What are the medicinal properties of St. John’s wort

Some people prefer to relieve their ailments with herbal preparations. (Infobae)

St John’s wort, Also known as hypericum, sweetheart, yellow grass or pericón, it belongs to the family of Hypericaceae which is characterized by having multiple applications in the world of alternative and traditional medicine.

This plant, which grows in low and medium height terrain, can be found throughout Europe and Russia, although it has also acclimatized to other regions of the world such as China, Australia, North Africa and America.

In ancient Greece the physician hippocrates had already written about St. John’s wort and recommended it as a anti-inflammatory.

Characteristics of St. John's wort or hyper.  (Wikimedia Commons)
Characteristics of St. John’s wort or hyper. (Wikimedia Commons)

According to a document produced by the Colombian Ministry of HealthSt. John’s wort is a shrub of woody roots and branched whose stems can measure up to a meter in height.

The leaves on its branches are elongated, they come in pairs, when viewed against the light you can see some perforations, which is why the belief arose that they were the blood stains of Saint John Baptist and hence its name, since this plant also blooms on dates close to its birthday.

The sap of the plant is reddish in color and the flowers are golden yellow that are at their peak in late summer, It has five dotted petals and they turn red when rubbed, as they give off a pigment called hypericin.

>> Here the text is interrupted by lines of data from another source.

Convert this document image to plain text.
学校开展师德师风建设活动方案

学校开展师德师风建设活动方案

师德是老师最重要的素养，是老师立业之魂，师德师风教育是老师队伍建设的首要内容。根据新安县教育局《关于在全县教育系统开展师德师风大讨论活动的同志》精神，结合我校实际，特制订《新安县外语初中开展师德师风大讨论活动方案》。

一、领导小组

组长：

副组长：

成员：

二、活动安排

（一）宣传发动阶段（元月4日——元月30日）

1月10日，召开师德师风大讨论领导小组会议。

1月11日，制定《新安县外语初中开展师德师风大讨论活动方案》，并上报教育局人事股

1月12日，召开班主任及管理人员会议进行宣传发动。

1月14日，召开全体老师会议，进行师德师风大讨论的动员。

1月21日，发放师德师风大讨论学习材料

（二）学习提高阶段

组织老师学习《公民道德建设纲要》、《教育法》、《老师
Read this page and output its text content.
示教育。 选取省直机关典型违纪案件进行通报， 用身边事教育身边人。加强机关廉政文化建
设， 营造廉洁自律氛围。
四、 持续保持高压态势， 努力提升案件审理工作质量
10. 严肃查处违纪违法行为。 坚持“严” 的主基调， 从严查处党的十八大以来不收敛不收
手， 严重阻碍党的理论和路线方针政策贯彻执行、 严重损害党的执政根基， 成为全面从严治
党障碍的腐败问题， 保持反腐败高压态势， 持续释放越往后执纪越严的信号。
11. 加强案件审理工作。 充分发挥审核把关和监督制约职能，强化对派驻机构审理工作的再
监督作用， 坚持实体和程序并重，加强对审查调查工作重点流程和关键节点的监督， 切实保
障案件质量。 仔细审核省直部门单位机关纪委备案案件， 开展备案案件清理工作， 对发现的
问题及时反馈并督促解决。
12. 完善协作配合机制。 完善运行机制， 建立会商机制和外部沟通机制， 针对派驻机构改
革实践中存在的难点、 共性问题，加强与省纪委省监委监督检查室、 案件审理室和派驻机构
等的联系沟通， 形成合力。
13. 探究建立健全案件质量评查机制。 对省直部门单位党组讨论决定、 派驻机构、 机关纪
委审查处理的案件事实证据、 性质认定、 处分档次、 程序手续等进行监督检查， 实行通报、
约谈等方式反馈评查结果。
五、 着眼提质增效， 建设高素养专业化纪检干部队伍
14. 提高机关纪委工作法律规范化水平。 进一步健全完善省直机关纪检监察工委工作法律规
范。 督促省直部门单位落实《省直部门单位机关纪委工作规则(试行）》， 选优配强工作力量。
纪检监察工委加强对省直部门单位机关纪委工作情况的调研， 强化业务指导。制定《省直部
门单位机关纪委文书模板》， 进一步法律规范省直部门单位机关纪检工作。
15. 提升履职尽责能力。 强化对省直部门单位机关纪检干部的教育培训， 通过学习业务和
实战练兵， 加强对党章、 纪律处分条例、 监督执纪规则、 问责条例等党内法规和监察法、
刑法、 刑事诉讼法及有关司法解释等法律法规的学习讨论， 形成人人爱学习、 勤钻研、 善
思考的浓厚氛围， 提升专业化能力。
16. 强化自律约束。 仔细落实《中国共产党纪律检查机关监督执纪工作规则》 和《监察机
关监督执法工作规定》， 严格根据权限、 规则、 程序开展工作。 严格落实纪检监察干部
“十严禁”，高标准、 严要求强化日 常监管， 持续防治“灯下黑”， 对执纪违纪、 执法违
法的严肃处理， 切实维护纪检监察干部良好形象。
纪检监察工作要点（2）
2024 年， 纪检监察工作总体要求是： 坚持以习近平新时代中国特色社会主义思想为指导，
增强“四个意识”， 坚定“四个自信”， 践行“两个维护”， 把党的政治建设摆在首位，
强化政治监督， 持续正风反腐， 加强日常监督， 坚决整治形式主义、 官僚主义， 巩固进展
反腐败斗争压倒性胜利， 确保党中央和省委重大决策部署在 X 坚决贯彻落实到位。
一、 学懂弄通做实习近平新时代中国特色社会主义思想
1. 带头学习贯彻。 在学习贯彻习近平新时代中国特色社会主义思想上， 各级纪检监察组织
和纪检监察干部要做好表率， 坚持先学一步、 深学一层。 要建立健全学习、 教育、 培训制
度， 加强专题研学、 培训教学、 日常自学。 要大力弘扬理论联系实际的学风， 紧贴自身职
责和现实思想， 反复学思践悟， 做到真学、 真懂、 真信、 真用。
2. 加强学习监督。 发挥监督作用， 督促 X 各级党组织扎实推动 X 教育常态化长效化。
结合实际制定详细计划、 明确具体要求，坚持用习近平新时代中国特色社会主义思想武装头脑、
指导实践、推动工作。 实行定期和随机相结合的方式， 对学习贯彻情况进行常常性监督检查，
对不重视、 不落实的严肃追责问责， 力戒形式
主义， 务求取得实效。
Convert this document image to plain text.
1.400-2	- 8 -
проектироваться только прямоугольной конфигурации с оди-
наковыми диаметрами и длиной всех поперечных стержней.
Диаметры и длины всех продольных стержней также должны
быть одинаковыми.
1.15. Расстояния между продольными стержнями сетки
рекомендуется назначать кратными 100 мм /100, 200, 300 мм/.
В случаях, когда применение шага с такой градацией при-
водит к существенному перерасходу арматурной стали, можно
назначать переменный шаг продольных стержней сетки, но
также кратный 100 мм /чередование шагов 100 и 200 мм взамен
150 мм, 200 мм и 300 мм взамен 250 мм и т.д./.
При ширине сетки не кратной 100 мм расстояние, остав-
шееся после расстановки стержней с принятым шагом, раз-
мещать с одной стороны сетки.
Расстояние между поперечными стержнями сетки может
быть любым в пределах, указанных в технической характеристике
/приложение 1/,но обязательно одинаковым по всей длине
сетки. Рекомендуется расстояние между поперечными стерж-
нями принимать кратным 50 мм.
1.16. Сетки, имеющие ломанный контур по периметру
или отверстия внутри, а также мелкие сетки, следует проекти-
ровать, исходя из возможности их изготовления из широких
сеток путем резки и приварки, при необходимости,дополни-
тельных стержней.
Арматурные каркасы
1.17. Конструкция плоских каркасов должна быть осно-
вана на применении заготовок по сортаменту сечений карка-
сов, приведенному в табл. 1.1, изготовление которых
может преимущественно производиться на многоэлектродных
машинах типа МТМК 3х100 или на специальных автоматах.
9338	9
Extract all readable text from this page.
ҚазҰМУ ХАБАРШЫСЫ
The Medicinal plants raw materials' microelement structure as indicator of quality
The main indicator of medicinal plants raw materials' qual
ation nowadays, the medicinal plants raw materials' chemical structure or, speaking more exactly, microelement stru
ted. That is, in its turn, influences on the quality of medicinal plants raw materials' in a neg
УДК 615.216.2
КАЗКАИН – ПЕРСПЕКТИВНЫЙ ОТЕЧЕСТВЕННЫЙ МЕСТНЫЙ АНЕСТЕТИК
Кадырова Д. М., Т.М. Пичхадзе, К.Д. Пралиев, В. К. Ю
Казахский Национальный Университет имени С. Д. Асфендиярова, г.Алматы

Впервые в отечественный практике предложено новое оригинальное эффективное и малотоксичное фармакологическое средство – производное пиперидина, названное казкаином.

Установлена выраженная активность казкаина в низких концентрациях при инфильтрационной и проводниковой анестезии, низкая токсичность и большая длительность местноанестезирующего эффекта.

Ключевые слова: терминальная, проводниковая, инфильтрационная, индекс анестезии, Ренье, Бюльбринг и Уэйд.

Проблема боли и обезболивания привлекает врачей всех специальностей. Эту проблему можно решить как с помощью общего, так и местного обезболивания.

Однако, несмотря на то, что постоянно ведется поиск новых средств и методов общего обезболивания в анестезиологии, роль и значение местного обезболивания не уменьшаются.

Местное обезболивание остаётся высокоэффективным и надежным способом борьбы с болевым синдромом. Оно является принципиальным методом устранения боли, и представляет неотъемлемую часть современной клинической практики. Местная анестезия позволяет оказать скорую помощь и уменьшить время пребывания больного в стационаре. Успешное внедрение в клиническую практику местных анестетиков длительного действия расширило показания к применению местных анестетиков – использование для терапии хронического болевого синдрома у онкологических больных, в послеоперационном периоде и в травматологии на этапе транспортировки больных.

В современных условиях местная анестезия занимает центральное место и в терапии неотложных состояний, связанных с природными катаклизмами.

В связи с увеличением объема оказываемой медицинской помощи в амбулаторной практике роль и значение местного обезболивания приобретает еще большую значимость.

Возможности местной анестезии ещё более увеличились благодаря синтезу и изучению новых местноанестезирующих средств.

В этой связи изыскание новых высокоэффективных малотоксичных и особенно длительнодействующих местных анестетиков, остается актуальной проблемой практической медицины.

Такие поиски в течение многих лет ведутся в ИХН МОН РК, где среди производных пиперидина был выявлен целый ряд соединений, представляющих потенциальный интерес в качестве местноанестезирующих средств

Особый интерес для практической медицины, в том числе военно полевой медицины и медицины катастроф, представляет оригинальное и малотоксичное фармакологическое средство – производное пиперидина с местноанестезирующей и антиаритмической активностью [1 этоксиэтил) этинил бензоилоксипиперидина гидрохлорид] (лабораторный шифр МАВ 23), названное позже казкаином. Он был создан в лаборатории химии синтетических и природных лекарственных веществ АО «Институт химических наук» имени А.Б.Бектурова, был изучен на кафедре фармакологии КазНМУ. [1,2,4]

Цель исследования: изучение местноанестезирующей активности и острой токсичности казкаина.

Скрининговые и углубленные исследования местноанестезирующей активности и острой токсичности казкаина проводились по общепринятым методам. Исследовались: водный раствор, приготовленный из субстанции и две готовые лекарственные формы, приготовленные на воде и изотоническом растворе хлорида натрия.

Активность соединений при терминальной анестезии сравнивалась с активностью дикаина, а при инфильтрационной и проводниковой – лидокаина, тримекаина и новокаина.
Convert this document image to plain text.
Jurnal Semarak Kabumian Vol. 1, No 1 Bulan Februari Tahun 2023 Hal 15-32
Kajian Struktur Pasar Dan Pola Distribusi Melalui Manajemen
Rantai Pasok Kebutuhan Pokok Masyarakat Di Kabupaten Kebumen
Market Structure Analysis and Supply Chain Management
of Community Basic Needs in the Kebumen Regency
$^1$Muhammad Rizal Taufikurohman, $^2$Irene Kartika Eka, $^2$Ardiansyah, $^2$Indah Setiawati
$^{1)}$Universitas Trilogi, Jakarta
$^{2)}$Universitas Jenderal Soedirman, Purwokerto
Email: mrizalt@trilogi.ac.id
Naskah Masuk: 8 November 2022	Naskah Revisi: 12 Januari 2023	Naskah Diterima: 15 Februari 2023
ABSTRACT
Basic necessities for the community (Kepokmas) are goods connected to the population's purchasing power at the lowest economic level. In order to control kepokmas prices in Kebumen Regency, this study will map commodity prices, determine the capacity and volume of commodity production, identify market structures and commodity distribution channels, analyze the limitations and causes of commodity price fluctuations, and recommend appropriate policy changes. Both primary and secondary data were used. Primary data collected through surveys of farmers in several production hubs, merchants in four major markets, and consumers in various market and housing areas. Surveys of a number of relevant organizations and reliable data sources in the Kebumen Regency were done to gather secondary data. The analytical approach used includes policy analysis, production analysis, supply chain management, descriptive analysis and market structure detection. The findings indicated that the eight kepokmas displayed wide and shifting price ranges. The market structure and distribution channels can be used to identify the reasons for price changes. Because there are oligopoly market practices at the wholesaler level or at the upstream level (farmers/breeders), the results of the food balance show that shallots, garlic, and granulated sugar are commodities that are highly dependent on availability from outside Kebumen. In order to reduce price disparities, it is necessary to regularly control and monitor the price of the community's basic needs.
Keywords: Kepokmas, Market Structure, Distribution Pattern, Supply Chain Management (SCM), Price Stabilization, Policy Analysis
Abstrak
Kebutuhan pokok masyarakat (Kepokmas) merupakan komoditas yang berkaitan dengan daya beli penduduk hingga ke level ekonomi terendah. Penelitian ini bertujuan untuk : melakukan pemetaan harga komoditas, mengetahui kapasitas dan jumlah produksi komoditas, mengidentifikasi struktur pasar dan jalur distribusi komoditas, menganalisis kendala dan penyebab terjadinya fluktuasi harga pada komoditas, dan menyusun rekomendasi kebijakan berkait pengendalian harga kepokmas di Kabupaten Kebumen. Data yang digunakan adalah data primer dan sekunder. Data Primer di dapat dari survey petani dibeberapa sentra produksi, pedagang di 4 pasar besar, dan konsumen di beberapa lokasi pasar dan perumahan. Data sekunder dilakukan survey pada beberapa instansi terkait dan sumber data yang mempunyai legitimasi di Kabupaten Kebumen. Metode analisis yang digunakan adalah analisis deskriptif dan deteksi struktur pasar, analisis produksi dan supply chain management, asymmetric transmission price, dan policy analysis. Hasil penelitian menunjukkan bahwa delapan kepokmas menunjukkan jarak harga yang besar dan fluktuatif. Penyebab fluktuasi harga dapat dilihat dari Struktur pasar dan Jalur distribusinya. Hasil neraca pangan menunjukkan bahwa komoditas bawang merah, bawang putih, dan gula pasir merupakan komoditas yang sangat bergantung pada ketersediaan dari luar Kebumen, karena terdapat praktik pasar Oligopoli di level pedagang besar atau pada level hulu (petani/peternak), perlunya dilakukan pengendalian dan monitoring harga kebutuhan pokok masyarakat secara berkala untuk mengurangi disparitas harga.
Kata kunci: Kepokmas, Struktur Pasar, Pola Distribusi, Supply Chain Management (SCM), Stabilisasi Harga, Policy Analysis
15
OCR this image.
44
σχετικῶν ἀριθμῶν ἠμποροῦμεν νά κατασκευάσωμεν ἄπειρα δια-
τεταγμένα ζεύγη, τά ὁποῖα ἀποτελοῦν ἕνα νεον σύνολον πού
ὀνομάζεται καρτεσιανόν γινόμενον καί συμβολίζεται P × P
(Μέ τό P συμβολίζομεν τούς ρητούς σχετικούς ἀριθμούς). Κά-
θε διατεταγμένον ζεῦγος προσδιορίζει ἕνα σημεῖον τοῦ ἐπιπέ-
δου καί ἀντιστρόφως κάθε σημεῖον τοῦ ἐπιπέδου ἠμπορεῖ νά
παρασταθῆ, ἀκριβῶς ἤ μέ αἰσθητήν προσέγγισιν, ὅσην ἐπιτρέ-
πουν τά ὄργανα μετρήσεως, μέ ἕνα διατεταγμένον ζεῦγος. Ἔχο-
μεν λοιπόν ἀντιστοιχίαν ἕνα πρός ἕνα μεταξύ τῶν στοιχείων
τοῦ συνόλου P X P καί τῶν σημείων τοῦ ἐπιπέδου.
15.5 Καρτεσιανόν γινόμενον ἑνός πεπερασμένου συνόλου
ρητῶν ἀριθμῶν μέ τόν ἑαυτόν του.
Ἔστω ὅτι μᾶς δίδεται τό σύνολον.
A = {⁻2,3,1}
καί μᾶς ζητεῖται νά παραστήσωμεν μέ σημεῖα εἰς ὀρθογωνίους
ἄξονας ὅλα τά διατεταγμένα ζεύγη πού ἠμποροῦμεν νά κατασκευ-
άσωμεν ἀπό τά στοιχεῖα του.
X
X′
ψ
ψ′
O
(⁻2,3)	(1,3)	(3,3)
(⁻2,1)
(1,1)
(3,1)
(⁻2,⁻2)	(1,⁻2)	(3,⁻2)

Its fruit contains small brown seeds.

One of the most studied effects of St. John's wort is its quality to combat the symptoms of depression.  (Pexels)
One of the most studied effects of St. John’s wort is its quality to combat the symptoms of depression. (Pexels)

The hypericum plant is characterized by its active principles of hypericin and pseudohypericin, which help reduce symptoms of depressionwhile being an antiviral and also exhibiting antibacterial properties.

The properties of this herb have attracted researchers who link its medicinal use with the treatment of depression mild to moderate, as well as to combat anxiety. It is in this use that several health agencies have given it the go-ahead, such as Germany, which included it in the official pharmacopoeia.

In its topical action, St. John’s wort is used to accelerate wound healing, to dermatitis, skin lesions and treat minor burns.

It is said that the consumption of this plant is also beneficial to reduce the symptoms of premenstrual syndrome and the menopauseas well as to treat stomach infections, gastritis and ulcers.

On the other hand, its oil is good for the cabello by reinforcing it and preventing it from falling or breaking; it can also be used to help eliminate dandruff and eczema.

St. John's Wort should be consumed with caution.  (Getty Images)
St. John’s Wort should be consumed with caution. (Getty Images)

Among the main contraindications for St. John’s wort is that it cannot be administered to pregnant peoplewhich are in a period of lactationnor to the under 12 years of age.

Likewise, there have been cases of hypersensitivity or allergy. When this herb is ingested it is also recommended that patients they are not consuming foods rich in tyramine such as wines, fermented cheeses, vinegar preserves; as well as alcohol and medicines to fight the flu or colds.

Excessive use of this plant can also cause agitation, anxiety, dizziness, diarrhea, constipation, stomach problems, dry mouth, fatigue, headache, and sensitivity to sunlight.